Bug #19486
openRebalancing can propagate corrupt copy of replicated object
0%
Description
With 4 OSDs in a replication pool, with the replication count set to 3, I stored an object and found copies on osd0, osd1 and osd3.
I manually changed the primary copy (on osd0) to simulate corruption.
osd0 - corrupt copy (primary)
osd1 - good copy
osd2 -
osd3 - good copy
After that, I did "ceph osd out 3", taking out one of the good replicas, and waited for Ceph to rebalance. After that, I had copies on osd0, osd1 and osd2 as expected.
I had hoped that Ceph would have chosen the good copy as the canonical replica.
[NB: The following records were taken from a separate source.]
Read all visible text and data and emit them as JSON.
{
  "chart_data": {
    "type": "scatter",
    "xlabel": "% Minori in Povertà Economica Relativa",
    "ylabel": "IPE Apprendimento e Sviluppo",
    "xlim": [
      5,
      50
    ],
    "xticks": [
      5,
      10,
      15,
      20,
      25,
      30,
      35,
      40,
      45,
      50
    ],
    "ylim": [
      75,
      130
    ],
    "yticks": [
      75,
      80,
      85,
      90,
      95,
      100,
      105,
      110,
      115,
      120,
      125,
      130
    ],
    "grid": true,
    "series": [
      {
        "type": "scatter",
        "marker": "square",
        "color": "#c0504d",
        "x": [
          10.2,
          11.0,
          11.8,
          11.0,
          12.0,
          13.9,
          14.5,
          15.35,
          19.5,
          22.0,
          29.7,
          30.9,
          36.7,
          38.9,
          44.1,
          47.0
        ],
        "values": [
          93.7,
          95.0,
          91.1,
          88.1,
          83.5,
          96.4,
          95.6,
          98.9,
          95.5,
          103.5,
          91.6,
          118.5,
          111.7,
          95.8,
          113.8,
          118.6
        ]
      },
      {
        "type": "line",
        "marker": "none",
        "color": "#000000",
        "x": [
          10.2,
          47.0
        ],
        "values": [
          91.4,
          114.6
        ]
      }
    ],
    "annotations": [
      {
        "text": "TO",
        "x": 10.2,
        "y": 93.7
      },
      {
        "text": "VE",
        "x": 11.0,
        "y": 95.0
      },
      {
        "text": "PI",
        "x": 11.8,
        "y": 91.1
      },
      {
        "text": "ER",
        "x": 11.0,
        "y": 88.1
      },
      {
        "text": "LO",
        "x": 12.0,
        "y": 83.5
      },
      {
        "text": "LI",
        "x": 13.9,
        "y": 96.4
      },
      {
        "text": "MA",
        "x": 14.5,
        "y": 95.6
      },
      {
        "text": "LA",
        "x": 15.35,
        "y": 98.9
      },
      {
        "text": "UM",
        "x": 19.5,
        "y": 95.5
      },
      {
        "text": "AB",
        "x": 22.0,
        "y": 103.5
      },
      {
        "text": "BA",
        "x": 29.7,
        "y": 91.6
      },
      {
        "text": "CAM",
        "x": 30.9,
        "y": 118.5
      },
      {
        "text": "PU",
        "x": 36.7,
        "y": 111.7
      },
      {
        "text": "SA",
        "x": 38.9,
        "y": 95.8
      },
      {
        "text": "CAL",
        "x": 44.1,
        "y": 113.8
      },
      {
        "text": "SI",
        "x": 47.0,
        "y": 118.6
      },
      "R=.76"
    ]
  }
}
Instead, it chose the corrupted primary copy, and created the new copy from that. So I ended up with:
osd0 - corrupt copy
osd1 - good copy
osd2 - corrupt copy
osd3 - out
Now I have two corrupt copies when previously I had only one. If Ceph rebalances again before anyone notices the corruption and repairs it, I could well end up with 3 corrupt copies.
If I run a scrub and a repair, Ceph correctly identifies the corrupt copies (as shown by "data_digest_mismatch" in the output from "rados list-inconsistent-obj") and restores them from the single good copy. Rebalancing should do a similar integrity check of each copy before choosing one as a canonical copy when rebalancing.